While it’s poetic to defend LGBTQ rights by citing the Torah verse that says all humans were ‘created in God’s image,’ this verse doesn’t engage specifically with the issue at hand, says Ayalon Eliach. Other passages, however, do.
North Carolina recently passed a law forcing people to use bathrooms that correspond to their “biological sex,” which must be either male or female. Many U.S. government officials, including U.S. President Barack Obama and Attorney General Loretta Lynch, and celebrities, including Itzhak Perlman, Bruce Springsteen, and Ringo Starr, have publicly opposed the law because it discriminates against transgender and gender-nonconforming people, who may not fit into a male-female binary of gender or sexual identity.
Jewish leaders have also voiced their opposition to the law. In an open letter, more than 40 rabbis from North Carolina condemned it, saying, “The Torah teaches that all human beings are created in the image of God and imbued with infinite value. In that spirit, we declare that our state should, under no circumstance, desecrate the holiness and dignity of any citizen”

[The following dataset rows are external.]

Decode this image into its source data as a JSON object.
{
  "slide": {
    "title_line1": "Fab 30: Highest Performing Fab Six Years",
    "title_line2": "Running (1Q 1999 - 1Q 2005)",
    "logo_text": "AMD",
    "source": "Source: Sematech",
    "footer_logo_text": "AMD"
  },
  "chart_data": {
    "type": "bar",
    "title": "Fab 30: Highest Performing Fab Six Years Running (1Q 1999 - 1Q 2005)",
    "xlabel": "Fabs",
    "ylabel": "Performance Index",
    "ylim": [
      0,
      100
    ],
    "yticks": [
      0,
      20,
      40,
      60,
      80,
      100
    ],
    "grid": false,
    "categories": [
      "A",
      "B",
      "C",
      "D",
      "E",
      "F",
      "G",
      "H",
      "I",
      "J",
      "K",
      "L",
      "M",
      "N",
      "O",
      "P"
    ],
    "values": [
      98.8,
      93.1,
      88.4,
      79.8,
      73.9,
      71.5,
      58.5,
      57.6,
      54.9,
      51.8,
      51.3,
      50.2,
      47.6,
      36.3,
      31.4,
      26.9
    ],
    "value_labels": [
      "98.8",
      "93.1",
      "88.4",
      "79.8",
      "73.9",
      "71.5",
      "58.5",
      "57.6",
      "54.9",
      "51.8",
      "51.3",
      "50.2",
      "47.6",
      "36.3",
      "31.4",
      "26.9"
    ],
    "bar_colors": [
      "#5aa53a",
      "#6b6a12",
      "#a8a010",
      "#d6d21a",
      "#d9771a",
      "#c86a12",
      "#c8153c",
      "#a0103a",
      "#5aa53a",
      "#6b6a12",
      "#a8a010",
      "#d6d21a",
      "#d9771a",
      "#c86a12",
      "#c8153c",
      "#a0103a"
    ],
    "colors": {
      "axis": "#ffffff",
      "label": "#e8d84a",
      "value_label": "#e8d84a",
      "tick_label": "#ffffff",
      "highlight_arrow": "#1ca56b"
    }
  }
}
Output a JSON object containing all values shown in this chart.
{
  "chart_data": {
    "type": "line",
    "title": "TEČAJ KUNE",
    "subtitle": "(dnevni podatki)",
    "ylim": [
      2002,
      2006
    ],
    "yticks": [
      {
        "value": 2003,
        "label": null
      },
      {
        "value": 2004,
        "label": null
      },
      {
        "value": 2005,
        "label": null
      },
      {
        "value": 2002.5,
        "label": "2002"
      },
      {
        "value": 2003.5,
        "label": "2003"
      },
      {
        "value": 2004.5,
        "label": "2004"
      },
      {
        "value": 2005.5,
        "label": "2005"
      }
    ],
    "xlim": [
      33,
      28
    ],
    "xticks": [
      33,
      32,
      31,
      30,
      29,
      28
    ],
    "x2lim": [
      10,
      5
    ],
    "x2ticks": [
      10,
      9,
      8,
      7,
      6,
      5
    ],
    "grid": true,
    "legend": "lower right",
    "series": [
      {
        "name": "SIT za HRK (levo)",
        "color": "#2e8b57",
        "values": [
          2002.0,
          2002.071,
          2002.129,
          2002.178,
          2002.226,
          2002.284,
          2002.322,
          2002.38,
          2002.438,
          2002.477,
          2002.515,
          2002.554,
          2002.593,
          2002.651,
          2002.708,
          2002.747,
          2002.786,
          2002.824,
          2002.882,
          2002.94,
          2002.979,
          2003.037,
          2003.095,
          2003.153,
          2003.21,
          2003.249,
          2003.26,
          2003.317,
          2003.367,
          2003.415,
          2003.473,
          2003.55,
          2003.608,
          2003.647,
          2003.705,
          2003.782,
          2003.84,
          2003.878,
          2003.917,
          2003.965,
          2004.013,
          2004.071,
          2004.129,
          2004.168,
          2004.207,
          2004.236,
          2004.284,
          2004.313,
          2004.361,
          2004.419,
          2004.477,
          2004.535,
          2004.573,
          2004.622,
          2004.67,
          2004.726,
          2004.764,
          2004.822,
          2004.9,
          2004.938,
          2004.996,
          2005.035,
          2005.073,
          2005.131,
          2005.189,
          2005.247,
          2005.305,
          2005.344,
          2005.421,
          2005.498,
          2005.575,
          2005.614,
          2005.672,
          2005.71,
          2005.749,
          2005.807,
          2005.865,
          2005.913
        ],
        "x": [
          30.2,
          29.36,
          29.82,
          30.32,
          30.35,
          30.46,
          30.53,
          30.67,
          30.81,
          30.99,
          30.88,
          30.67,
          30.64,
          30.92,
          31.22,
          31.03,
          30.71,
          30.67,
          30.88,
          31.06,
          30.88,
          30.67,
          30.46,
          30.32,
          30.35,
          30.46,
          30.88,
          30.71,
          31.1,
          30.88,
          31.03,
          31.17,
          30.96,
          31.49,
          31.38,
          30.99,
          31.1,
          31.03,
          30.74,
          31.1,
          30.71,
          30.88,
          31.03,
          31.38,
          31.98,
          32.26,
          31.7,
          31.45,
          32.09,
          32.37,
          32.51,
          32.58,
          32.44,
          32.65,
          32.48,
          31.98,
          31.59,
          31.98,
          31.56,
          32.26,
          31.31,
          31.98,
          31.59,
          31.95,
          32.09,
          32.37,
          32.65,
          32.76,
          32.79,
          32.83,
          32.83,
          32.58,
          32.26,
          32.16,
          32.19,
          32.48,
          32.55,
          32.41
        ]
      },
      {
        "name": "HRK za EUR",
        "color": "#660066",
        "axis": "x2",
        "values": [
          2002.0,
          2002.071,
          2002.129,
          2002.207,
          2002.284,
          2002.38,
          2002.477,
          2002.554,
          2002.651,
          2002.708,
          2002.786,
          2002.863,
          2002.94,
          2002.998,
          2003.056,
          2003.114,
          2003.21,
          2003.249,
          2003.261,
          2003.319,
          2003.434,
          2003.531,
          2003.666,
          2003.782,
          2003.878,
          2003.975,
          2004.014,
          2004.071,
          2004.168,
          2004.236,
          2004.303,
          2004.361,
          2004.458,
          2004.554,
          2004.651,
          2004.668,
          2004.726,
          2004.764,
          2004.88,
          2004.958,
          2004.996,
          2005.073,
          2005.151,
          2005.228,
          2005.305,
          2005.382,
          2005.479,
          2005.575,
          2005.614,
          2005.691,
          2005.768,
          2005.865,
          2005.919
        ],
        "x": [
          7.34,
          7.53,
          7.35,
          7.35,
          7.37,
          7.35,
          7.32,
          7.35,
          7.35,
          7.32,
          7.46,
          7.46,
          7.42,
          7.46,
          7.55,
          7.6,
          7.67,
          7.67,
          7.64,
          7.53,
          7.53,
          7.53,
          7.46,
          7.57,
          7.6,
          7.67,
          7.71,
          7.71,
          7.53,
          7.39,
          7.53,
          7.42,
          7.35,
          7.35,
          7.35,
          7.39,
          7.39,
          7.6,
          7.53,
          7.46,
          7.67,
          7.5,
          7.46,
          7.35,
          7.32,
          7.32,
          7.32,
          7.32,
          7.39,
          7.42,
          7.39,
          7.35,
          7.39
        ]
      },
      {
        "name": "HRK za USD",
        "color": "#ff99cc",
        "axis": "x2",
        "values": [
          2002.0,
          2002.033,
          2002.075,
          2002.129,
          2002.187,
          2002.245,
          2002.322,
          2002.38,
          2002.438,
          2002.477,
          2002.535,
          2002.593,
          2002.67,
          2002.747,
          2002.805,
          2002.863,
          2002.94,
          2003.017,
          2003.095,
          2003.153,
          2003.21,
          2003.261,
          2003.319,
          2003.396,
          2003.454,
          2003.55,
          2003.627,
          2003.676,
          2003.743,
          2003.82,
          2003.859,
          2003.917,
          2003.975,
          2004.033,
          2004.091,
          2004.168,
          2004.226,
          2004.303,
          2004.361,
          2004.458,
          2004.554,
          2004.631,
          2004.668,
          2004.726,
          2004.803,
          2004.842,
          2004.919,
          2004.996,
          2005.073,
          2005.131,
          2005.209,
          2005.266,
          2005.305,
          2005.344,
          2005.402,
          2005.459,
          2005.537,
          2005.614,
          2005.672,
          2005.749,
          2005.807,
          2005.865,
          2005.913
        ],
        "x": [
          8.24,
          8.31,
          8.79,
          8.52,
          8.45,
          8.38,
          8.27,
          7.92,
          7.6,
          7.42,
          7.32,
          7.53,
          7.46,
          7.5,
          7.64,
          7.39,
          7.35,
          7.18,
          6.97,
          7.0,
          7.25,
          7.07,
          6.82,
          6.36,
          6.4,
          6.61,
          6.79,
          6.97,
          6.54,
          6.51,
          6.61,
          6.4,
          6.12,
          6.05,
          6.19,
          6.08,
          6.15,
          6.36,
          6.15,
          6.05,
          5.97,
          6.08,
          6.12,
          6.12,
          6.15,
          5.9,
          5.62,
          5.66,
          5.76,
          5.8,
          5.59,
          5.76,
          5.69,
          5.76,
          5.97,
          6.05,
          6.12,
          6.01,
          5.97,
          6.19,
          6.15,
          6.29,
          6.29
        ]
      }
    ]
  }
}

While their rejection of the law is welcome – and surely appreciated not only by the LGBTQ community but also by many progressive Jews who support their rights – the sole biblical source these rabbis cite to justify their position is problematic. Not least because this exact same verse is used by proponents of the law, albeit in a slightly different way.

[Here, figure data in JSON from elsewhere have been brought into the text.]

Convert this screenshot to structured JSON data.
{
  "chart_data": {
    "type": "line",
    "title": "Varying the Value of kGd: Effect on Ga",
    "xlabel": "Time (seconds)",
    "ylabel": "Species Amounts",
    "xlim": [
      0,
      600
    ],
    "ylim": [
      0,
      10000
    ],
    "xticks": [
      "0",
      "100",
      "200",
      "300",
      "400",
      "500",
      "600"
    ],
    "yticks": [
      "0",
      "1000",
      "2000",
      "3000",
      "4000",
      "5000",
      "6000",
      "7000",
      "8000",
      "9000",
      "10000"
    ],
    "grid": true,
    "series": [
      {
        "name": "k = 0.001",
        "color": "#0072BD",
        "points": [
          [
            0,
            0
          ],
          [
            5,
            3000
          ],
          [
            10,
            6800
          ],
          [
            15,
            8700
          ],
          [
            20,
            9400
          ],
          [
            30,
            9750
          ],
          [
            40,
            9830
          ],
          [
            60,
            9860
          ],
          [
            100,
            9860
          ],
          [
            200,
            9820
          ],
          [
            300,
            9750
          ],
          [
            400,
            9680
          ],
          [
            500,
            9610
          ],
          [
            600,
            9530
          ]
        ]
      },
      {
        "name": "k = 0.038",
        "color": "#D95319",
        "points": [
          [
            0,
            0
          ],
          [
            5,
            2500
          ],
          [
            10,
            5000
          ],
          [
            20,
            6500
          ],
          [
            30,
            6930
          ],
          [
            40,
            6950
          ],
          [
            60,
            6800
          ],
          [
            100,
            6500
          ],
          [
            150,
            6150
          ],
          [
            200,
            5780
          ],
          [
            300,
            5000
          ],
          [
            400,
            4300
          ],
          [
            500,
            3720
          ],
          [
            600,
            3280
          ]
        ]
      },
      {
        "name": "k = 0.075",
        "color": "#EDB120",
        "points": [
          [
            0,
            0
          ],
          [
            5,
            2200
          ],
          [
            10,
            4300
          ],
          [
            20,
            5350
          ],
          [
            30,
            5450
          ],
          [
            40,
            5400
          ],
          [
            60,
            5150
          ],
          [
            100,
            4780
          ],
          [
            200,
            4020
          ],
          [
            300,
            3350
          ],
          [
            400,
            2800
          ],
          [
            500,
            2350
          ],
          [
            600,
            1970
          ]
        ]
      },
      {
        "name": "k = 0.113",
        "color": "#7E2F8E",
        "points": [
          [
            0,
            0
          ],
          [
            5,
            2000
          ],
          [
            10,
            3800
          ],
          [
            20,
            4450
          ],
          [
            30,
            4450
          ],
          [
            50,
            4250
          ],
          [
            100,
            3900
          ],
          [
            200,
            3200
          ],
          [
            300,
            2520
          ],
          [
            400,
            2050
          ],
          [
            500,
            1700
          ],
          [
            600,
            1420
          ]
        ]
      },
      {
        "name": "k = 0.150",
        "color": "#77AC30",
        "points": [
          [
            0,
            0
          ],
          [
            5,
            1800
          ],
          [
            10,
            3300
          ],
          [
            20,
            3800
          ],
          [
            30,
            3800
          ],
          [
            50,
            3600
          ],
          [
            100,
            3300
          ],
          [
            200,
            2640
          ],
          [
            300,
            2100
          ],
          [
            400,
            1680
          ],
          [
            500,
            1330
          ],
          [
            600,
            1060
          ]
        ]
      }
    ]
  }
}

The Torah verse the letter refers to is the first half of Genesis 1:27, which states: “So God created humankind in God’s image, in the image of God, God created humankind…” In isolation, these words support the position that people should be treated with respect regardless of their gender presentation, or any other characteristics (rabbis have cited the verse’s assertion that people are created in the “image of God” to support many progressive causes ranging from universal human rights to marriage equality).